Visit Count Stats and segmentation techniques were refined by the RoboWiki community. Paul Evans popularized segmentation with SandboxDT, demonstrating that different stats for "close range," "long range," and "near walls" dramatically improved targeting accuracy. Patrick Cupka ("Voidious") and Julian Kent ("Skilgannon") further optimized these systems, with Simonton's Diamond proving that well-tuned segmentation could achieve near-perfect accuracy.

Basic GuessFactor Targeting treats all enemy movements equally, recording every dodge attempt into a single array. This works well against bots with consistent behavior but fails when enemies adapt their movement based on distance, bullet power, or wall proximity.

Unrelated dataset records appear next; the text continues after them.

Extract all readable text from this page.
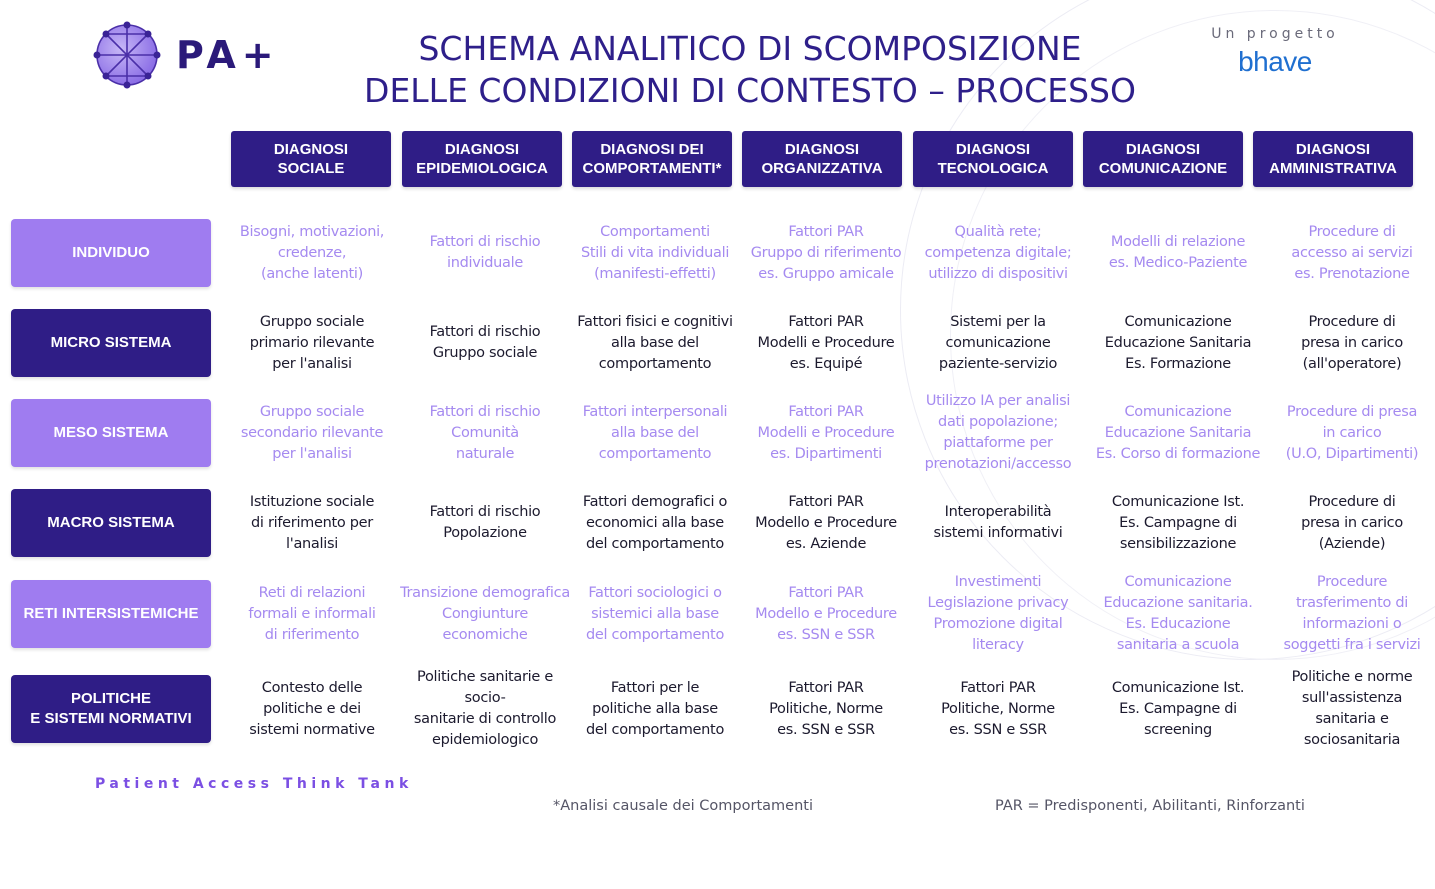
PA+	SCHEMA ANALITICO DI SCOMPOSIZIONE
DELLE CONDIZIONI DI CONTESTO – PROCESSO
Un progetto
bhave
DIAGNOSI
SOCIALE
DIAGNOSI
EPIDEMIOLOGICA
DIAGNOSI DEI
COMPORTAMENTI*
DIAGNOSI
ORGANIZZATIVA
DIAGNOSI
TECNOLOGICA
DIAGNOSI
COMUNICAZIONE
DIAGNOSI
AMMINISTRATIVA
INDIVIDUO
Bisogni, motivazioni,
credenze,
(anche latenti)
Fattori di rischio
individuale
Comportamenti
Stili di vita individuali
(manifesti-effetti)
Fattori PAR
Gruppo di riferimento
es. Gruppo amicale
Qualità rete;
competenza digitale;
utilizzo di dispositivi
Modelli di relazione
es. Medico-Paziente
Procedure di
accesso ai servizi
es. Prenotazione
MICRO SISTEMA
Gruppo sociale
primario rilevante
per l'analisi
Fattori di rischio
Gruppo sociale
Fattori fisici e cognitivi
alla base del
comportamento
Fattori PAR
Modelli e Procedure
es. Equipé
Sistemi per la
comunicazione
paziente-servizio
Comunicazione
Educazione Sanitaria
Es. Formazione
Procedure di
presa in carico
(all'operatore)
MESO SISTEMA
Gruppo sociale
secondario rilevante
per l'analisi
Fattori di rischio
Comunità
naturale
Fattori interpersonali
alla base del
comportamento
Fattori PAR
Modelli e Procedure
es. Dipartimenti
Utilizzo IA per analisi
dati popolazione;
piattaforme per
prenotazioni/accesso
Comunicazione
Educazione Sanitaria
Es. Corso di formazione
Procedure di presa
in carico
(U.O, Dipartimenti)
MACRO SISTEMA
Istituzione sociale
di riferimento per
l'analisi
Fattori di rischio
Popolazione
Fattori demografici o
economici alla base
del comportamento
Fattori PAR
Modello e Procedure
es. Aziende
Interoperabilità
sistemi informativi
Comunicazione Ist.
Es. Campagne di
sensibilizzazione
Procedure di
presa in carico
(Aziende)
RETI INTERSISTEMICHE
Reti di relazioni
formali e informali
di riferimento
Transizione demografica
Congiunture
economiche
Fattori sociologici o
sistemici alla base
del comportamento
Fattori PAR
Modello e Procedure
es. SSN e SSR
Investimenti
Legislazione privacy
Promozione digital
literacy
Comunicazione
Educazione sanitaria.
Es. Educazione
sanitaria a scuola
Procedure
trasferimento di
informazioni o
soggetti fra i servizi
POLITICHE
E SISTEMI NORMATIVI
Contesto delle
politiche e dei
sistemi normative
Politiche sanitarie e socio-
sanitarie di controllo
epidemiologico
Fattori per le
politiche alla base
del comportamento
Fattori PAR
Politiche, Norme
es. SSN e SSR
Fattori PAR
Politiche, Norme
es. SSN e SSR
Comunicazione Ist.
Es. Campagne di
screening
Politiche e norme
sull'assistenza
sanitaria e
sociosanitaria
Patient Access Think Tank
*Analisi causale dei Comportamenti	PAR = Predisponenti, Abilitanti, Rinforzanti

Segmentation solves this by splitting statistical data into separate buffers based on battlefield conditions. Instead of one array tracking "how the enemy dodges," you maintain multiple arrays tracking "how the enemy dodges when close," "how the enemy dodges when far," "how the enemy dodges near walls," and so on.

This technique transforms mediocre statistical guns into top-tier targeting systems.

Why Segmentation Matters

Imagine an enemy that:

  • Moves randomly at close range (unpredictable)
  • Uses Stop-and-Go at medium range (predictable timing)
  • Oscillates predictably at long range (pattern-based)

Without segmentation, your stats mix all three behaviors. The close-range randomness pollutes your long-range predictions, and vice versa. Your targeting accuracy suffers everywhere.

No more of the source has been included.